Chaque classe primaire du Japon pourra voter pour les créations de son choix et celles qui auront obtenu le plus de voix deviendront les mascottes des Jeux Olympiques et Paralympiques de Tokyo 2020. Yoshiko Ikoma, le vice-président en charge du processus de sélection des mascottes, a ainsi expliqué : « Compte tenu de l’importance des mascottes dans la culture japonaise moderne, nous avons toujours su que le public répondrait massivement pour la sélection de celles de Tokyo 2020. Nous pensons que cela donne au public - et plus particulièrement aux écoliers - une opportunité unique de participer au processus de sélection des mascottes. »
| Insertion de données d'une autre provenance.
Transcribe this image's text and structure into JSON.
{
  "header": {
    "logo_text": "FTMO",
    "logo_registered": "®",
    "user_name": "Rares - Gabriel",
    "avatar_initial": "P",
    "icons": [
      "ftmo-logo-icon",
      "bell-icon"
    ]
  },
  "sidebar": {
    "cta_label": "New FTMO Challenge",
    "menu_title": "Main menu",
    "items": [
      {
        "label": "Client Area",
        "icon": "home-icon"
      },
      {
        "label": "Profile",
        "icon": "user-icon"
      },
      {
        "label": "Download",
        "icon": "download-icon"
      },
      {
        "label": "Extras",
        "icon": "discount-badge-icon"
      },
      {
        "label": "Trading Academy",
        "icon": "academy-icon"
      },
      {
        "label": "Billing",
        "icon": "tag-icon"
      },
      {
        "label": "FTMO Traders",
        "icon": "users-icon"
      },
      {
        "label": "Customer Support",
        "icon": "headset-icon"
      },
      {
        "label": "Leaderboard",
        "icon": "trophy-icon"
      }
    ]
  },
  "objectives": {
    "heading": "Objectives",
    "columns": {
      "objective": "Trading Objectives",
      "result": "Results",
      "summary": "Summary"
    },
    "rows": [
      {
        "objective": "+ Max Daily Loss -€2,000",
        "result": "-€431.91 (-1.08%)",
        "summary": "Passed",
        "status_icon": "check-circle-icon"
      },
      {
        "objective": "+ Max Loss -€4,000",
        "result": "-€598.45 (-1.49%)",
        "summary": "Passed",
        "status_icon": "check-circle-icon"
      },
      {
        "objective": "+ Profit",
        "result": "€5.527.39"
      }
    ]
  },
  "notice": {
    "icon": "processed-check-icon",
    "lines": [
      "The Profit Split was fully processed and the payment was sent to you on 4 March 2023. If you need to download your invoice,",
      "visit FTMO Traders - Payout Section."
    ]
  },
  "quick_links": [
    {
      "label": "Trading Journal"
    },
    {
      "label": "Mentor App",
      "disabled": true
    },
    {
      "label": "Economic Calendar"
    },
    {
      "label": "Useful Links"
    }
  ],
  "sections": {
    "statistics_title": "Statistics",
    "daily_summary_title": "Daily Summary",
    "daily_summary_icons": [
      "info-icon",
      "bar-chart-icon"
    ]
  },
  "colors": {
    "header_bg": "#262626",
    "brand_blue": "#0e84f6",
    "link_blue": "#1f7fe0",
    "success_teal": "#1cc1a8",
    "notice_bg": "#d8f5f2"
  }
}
Le concours national de design se déroulera du 1er au 14 août 2017 via un site web prévu à cet effet. En 2018, le groupe d’experts établira sa présélection qui sera ensuite soumise aux écoliers japonais. Une fois le choix effectué, le jury d’experts décidera des noms des mascottes olympique et paralympique.

Tokyo 2020
L’histoire des mascottes olympiques depuis 1972

La toute première mascotte officielle des Jeux Olympiques apparaît à Munich en 1972. Son nom est Waldi : c’est un teckel, un animal très populaire en Bavière, connu pour ses qualités de résistance, de ténacité et d’agilité. La mascotte est multicolore : sa tête et sa queue sont bleu clair alors que son corps est zébré avec trois des six couleurs olympiques. Le parcours du marathon olympique de 1972 a d’ailleurs la forme de la mascotte.

Par la suite, divers animaux correspondant à des traditions locales seront choisis comme mascotte : le castor Amik à Montréal en 1976, l’ours Misha à Moscou en 1980, l’aigle Sam à Los Angeles en 1984, le tigre Hodori à Séoul en 1988 et le chien de berger catalan Cobi (stylisé) à Barcelone en 1992. À Atlanta en 1996, le dessin de la mascotte Izzy (contraction de « what is it ?/Qu’est-ce que c’est ») présente la particularité d’avoir été conçu pour la première fois par ordinateur. À Sydney en 2000, ce sont trois animaux endémiques de l'Australie qui sont à l'honneur : le kookaburra Olly, l’ornithorynque Syd et l’échidné Millie. Athènes 2004 choisit une représentation humaine des dieux de l'Antiquité, avec les frère et sœur Phevos et Athena qui font le lien entre la Grèce antique et les Jeux Olympiques modernes. Innovation à Beijing en 2008 : cinq petits personnages, les « fuwa » Beibei, Jingjing, Huanhuan, Yingying et Nini, soit un poisson, un panda, une antilope tibétaine, une hirondelle et la flamme olympique, sont choisis comme mascottes.

Enfin, le personnage de Wenlock, qui tire son nom des Jeux de Much Wenlock créés en 1850, lesquels inspirèrent à Pierre de Coubertin le rétablissement des Jeux Olympiques, est la mascotte des Jeux de Londres 2012. L’aspect métallique de Wenlock s’explique par le fait qu’il a été conçu avec les dernières gouttes d’acier utilisées pour la construction du stade olympique de Londres. La lumière sur sa tête s’inspire des feux que l’on trouve sur les fameux taxis noirs londoniens. La forme de son front est identique à la forme du toit du stade olympique. Son œil est l’objectif d’une caméra, qui filme tout ce qu’il voit. Il porte à ses poignets cinq bracelets aux couleurs des anneaux olympiques. Enfin, les trois points sur sa tête représentent les trois places du podium réservées aux vainqueurs pour recevoir leurs médailles.

Le choix des mascottes olympique et paralympique de Londres 2012 avait fait l’objet d’un concours lancé en 2008. Plus de 100 designers, artistes et agences avaient soumis des projets. Quatre-vingt-quatre sculptures de Wenlock et Mandeville (la mascotte paralympique), hautes de 2,30 m et pesant une tonne, avaient été placées dans les rues, les parcs et aux sorties de métro de la capitale britannique afin de guider les touristes durant les Jeux.